Gozaba del placer casi perverso de irse desgajando línea a línea de lo que lo rodeaba,
y sentir a la vez que su cabeza descansaba cómodamente en el terciopelo del alto
respaldo, que los cigarrillos seguían al alcance de la mano, que más allá de
los ventanales danzaba el aire del atardecer bajo los robles. Palabra a
palabra, absorbido por la sórdida
disyuntiva de los
héroes, dejándose ir
hacia las imágenes
que se concertaban y
adquirían color y
movimiento, fue testigo
del último encuentro
en la cabaña del
monte. Primero entraba
la mujer, recelosa;
ahora llegaba el
amante, lastimada la cara
por el chicotazo
de una rama.
Admirablemente restallaba ella
la sangre con sus besos, pero él rechazaba las caricias, no había venido
para repetir las ceremonias de una pasión secreta, protegida por un mundo de
hojas secas y senderos furtivos. El puñal se entibiaba contra su pecho, y
debajo latía la libertad agazapada. Un diálogo anhelante corría por las páginas
como un arroyo de serpientes, y se sentía que todo estaba decidido desde
siempre.

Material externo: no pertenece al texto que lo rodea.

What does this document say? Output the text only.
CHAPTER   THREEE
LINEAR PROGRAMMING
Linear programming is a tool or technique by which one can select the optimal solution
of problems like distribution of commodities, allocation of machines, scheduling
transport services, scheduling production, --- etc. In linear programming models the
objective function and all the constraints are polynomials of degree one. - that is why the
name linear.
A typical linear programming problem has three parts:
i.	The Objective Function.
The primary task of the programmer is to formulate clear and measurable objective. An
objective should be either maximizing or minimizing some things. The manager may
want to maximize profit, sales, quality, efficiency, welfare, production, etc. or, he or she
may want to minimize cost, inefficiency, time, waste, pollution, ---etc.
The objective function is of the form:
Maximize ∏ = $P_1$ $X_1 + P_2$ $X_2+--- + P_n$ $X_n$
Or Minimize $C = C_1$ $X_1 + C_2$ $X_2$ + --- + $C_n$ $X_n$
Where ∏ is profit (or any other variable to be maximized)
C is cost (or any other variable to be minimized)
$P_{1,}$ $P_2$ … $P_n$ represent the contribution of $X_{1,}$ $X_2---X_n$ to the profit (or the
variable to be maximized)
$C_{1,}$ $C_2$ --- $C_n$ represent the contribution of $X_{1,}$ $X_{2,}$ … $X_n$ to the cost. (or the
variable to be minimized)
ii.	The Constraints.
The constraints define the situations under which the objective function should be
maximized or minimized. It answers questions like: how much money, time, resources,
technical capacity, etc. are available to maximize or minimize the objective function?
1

Hasta esas caricias que enredaban el cuerpo del amante como queriendo
retenerlo y disuadirlo, dibujaban abominablemente la figura de otro cuerpo que era necesario destruir. Nada
había sido olvidado: coartadas, azares, posibles errores. A partir de esa hora
cada instante tenía su empleo minuciosamente atribuido. El
doble repaso despiadado
se interrumpía apenas
para que una
mano acariciara una mejilla. Empezaba a anochecer.
Sin mirarse
ya, atados rígidamente
a la tarea
que los esperaba,
se separaron en la puerta
de la cabaña. Ella debía seguir por la senda que iba al norte. Desde la senda opuesta él se volvió un instante para verla
correr con el pelo suelto. Corrió a su vez, parapetándose en
los árboles y los setos,
hasta distinguir en la bruma
malva del crepúsculo la
alameda que llevaba
a la casa.
Los perros no
debían ladrar, y no ladraron. El mayordomo no estaría a esa hora,
y no estaba. Subió los tres peldaños del porche y entró. Desde la sangre
galopando en sus oídos le llegaban las palabras de la mujer: primero una sala
azul, después una galería, una escalera alfombrada. En lo alto, dos puertas.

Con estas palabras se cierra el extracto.